The shift away from the primacy of counties in the process of legislative representation has been ongoing since the mid-20th century, when the county-based system of legislative representation ended (each county was alloted one Senator and a proportionate number of Representatives who were the top placing candidates on an at-large countywide ballot), allowing for multi-county legislative districts.
In two generations, county boundaries have gone from being the central determining factor for legislative boundaries to one of the least important. With House seats expected to require roughly 40,000 residents and Senate seats 100,000, large urban county delegations of fifteen or twenty or more are expected to increase, while rural districts will be a conglomeration of precincts from numerous counties.
Two other milestones have further reduced the importance of considering counties in the reapportionment process: the creation of county Home Rule in the 1970s which took legislators out of the role of running county governments and a 1990s court case which required weighted voting on county legislative delegations.
This trend has generated some pushback from local elected officials who are concerned that small rural counties are getting increasingly shut out of what they believe to be fair representation.
The concern over diminishing rural clout was key in the lawsuit filed over the 2000 reapportionment (Murdaugh vs. McConnell) complained that Colleton County, a small rural county, which had just enough population for a single State House district, had been cut into 4 legislative districts, diluting its representation in the House. Georgetown County later joined the suit out of similar concerns, as did several other private citizens.
A point of view expressed by some of the plantiffs was when a county comprised just a small fraction of a legislator's district, that legislator would have little incentive to represent that county's interest in the legislature, favoring counties which comprise a larger share of their district.
But legislators likely had little choice in how districts were drawn in rural areas like Colleton County, forced to meet a wide range of criteria far removed from the need to comply with county boundaries. The court's ruling sided with the defendants:
Like all traditional districting principles adhered to by the state legislature, the principle of preserving county lines occupies a subordinate role to the federal *649 directives embodied in the United States Constitution and the Voting Rights Act when the court is called upon to implement remedial redistricting plans. We do not find that the preservation of county lines continues to enjoy a preeminent role in the court's redistricting task. (p. 24)
As the court ruling pointed out ten years ago, various issues will impact how the lines will be drawn, most notably impacting counties with large black populations. Small rural counties will often be split up, with predominately black areas drawn into majority-black districts intended to satisfy Justice Department expectations under the Voting Rights Act and white areas into other seats (though the number of majority-white rural seats has declined considerably). In the state's larger rural areas - the Pee Dee and rural Lowcountry, seats often creep across county lines to keep existing seats from having to be eliminated entirely and moved elsewhere.
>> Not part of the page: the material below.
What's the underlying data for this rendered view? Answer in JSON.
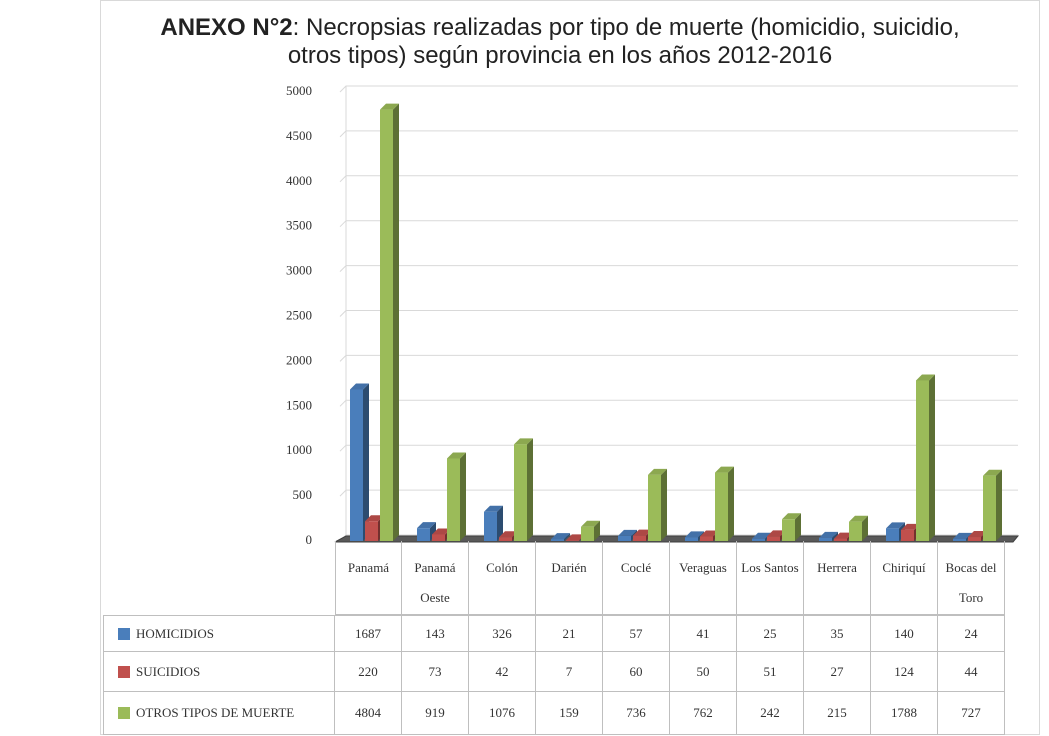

Other states have either mandated protecting county boundaries in redistricting by statute or adopted this policy in practice, but generally courts have not upheld these protections elsewhere either.
Given the trends, it's hard to see that we won't hear similar complaints as those voiced by rural interests after the 2000 census and subsequent redistricting, but given the court's position, we doubt there's much, if any, impact those complaints will have upon the final outcome.